LegalCrystal Citation
CourtKolkata
Decided On
Judge
Reported in49Ind.Cas.649
AppellantAmirulla Pramanik and ors.
RespondentEmperor
Excerpt:
criminal procedure code (act v of 1898), section 110, proceedings under - magistrate declininy to examine all defence witnesses, effect of--confession of co-accused, admissibility of--evidence act (i of 1872) section 30 applicability of. - .....examined and this having the result that the defence witnesses had then equalled in number the witnesses examined on behalf of the prosecution, the remaining 22 witnesses the trying magistrate declined to examine. it is fairly obvious that witnesses are not to be counted by heads in this manner, and that it is not open to the trying magistrate to put such an arbitrary limit on the witnesses whose evidence the defence desires to adduce. there was further a petition praying that one hundred more witnesses should be summoned and thereafter examined on behalf of the defence. but it is not suggested here that the magistrate was wrong in refusing to accede to an application of that sort made at so late a stage and no grievance is now founded on the order declining the issue of process for.....
Judgment:

1. No one appears to oppose this Rule, and we are of opinion that it mast be made absolute on the grounds on which it was issued. It appears that on the 28th September last there were 42 witnesses present on behalf of the person against whom the proceedings were taken. Of the forty-two 20 were examined and this having the result that the defence witnesses had then equalled in number the witnesses examined on behalf of the prosecution, the remaining 22 witnesses the trying Magistrate declined to examine. It is fairly obvious that witnesses are not to be counted by heads in this manner, and that it is not open to the trying Magistrate to put such an arbitrary limit on the witnesses whose evidence the defence desires to adduce. There was further a petition praying that one hundred more witnesses should be summoned and thereafter examined on behalf of the defence. But it is not suggested here that the Magistrate was wrong in refusing to accede to an application of that sort made at so late a stage and no grievance is now founded on the order declining the issue of process for the attendance of the 100 additional witnesses.

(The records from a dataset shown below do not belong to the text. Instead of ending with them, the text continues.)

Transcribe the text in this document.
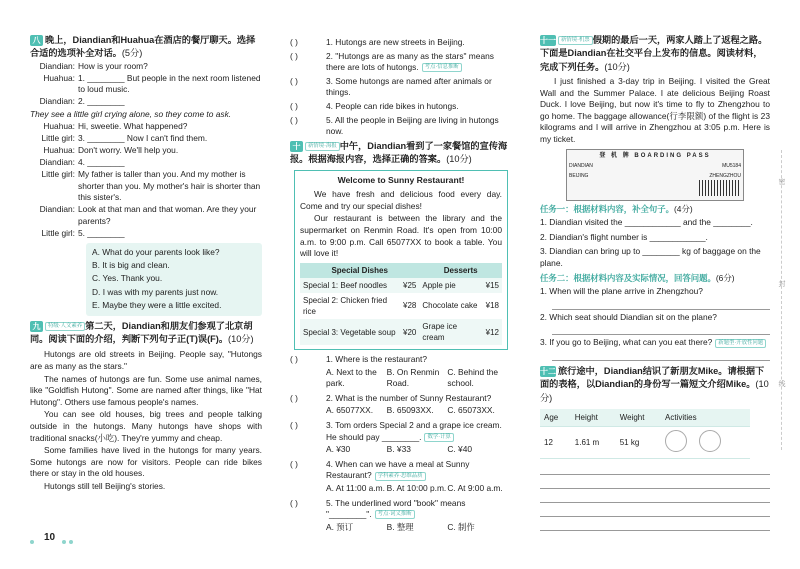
八 晚上，Diandian和Huahua在酒店的餐厅聊天。选择合适的选项补全对话。(5分)
Diandian: How is your room?
Huahua: 1. ________ But people in the next room listened to loud music.
Diandian: 2. ________
They see a little girl crying alone, so they come to ask.
Huahua: Hi, sweetie. What happened?
Little girl: 3. ________ Now I can't find them.
Huahua: Don't worry. We'll help you.
Diandian: 4. ________
Little girl: My father is taller than you. And my mother is shorter than you. My mother's hair is shorter than this sister's.
Diandian: Look at that man and that woman. Are they your parents?
Little girl: 5. ________
A. What do your parents look like?
B. It is big and clean.
C. Yes. Thank you.
D. I was with my parents just now.
E. Maybe they were a little excited.
九 特级·人文素养 第二天，Diandian和朋友们参观了北京胡同。阅读下面的介绍，判断下列句子正(T)误(F)。(10分)
Hutongs are old streets in Beijing. People say, "Hutongs are as many as the stars."
The names of hutongs are fun. Some use animal names, like "Goldfish Hutong". Some are named after things, like "Hat Hutong". Others use famous people's names.
You can see old houses, big trees and people talking outside in the hutongs. Many hutongs have shops with traditional snacks(小吃). They're yummy and cheap.
Some families have lived in the hutongs for many years. Some hutongs are now for visitors. People can ride bikes there or stay in the old houses.
Hutongs still tell Beijing's stories.
( )	1. Hutongs are new streets in Beijing.
( )	2. "Hutongs are as many as the stars" means there are lots of hutongs. 考点·信息推断
( )	3. Some hutongs are named after animals or things.
( )	4. People can ride bikes in hutongs.
( )	5. All the people in Beijing are living in hutongs now.
十 新情境·海报 中午，Diandian看到了一家餐馆的宣传海报。根据海报内容，选择正确的答案。(10分)
Welcome to Sunny Restaurant!
We have fresh and delicious food every day. Come and try our special dishes!
Our restaurant is between the library and the supermarket on Renmin Road. It's open from 10:00 a.m. to 9:00 p.m. Call 65077XX to book a table. You will love it!
Special Dishes		Desserts	
Special 1: Beef noodles	¥25	Apple pie	¥15
Special 2: Chicken fried rice	¥28	Chocolate cake	¥18
Special 3: Vegetable soup	¥20	Grape ice cream	¥12
( )	1. Where is the restaurant?
A. Next to the park.
B. On Renmin Road.
C. Behind the school.
( )	2. What is the number of Sunny Restaurant?
A. 65077XX.	B. 65093XX.	C. 65073XX.
( )	3. Tom orders Special 2 and a grape ice cream. He should pay ________. 数学·计算
A. ¥30	B. ¥33	C. ¥40
( )	4. When can we have a meal at Sunny Restaurant? 学科素养·思维品质
A. At 11:00 a.m. B. At 10:00 p.m. C. At 9:00 a.m.
( )	5. The underlined word "book" means "________". 考点·词义推断
A. 预订	B. 整理	C. 制作
十一 新情境·机票 假期的最后一天，两家人踏上了返程之路。下面是Diandian在社交平台上发布的信息。阅读材料，完成下列任务。(10分)
I just finished a 3-day trip in Beijing. I visited the Great Wall and the Summer Palace. I ate delicious Beijing Roast Duck. I love Beijing, but now it's time to fly to Zhengzhou to go home. The baggage allowance(行李限额) of the flight is 23 kilograms and I will arrive in Zhengzhou at 3:05 p.m. Here is my ticket.
登 机 牌 BOARDING PASS
DIANDIAN	MU5184
BEIJING	ZHENGZHOU
任务一：根据材料内容，补全句子。(4分)
1. Diandian visited the ____________ and the ________.
2. Diandian's flight number is ____________.
3. Diandian can bring up to ________ kg of baggage on the plane.
任务二：根据材料内容及实际情况，回答问题。(6分)
1. When will the plane arrive in Zhengzhou?
2. Which seat should Diandian sit on the plane?
3. If you go to Beijing, what can you eat there? 新题型·开放性问题
十二 旅行途中，Diandian结识了新朋友Mike。请根据下面的表格，以Diandian的身份写一篇短文介绍Mike。(10分)
Age	Height	Weight	Activities
12	1.61 m	51 kg	
密
封
线
10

2. Then the second ground on which this Rule was issued is that in the judgments both the trial Court and the Appellate Court relied on evidence which is not admissible. That evidence is to be found in the confession of one of the accused persons, namely, Mangla Fakir. It appears that in connection with a certain dacoity he was arrested and he made a confession implicating himself and two others amongst the petitioners before us. Now, no doubt,' as against Mangla Fakir that confession is admissible, but at the same time it would seem to us that in connection with that confession the Court should also take into consideration the fact that in the proceedings in connection with that offence of dacoity, notwithstanding the confession, Mangla Fakir was in fact released or discharged. However that may be, as against the two co-accused it is clearly inadmissible, the provisions of Section 30 of the Evidence Act not being applicable in a case such as the present.

3. For these reasons we make this Rule absolute, set aside the orders of both the lower Courts and direct that the trial be resumed at the point reached on the 28th-September last and that the, 22 witnesses who were then present be now examined, if the petitioners still desire to examine them. In these terms this Rule is made absolute.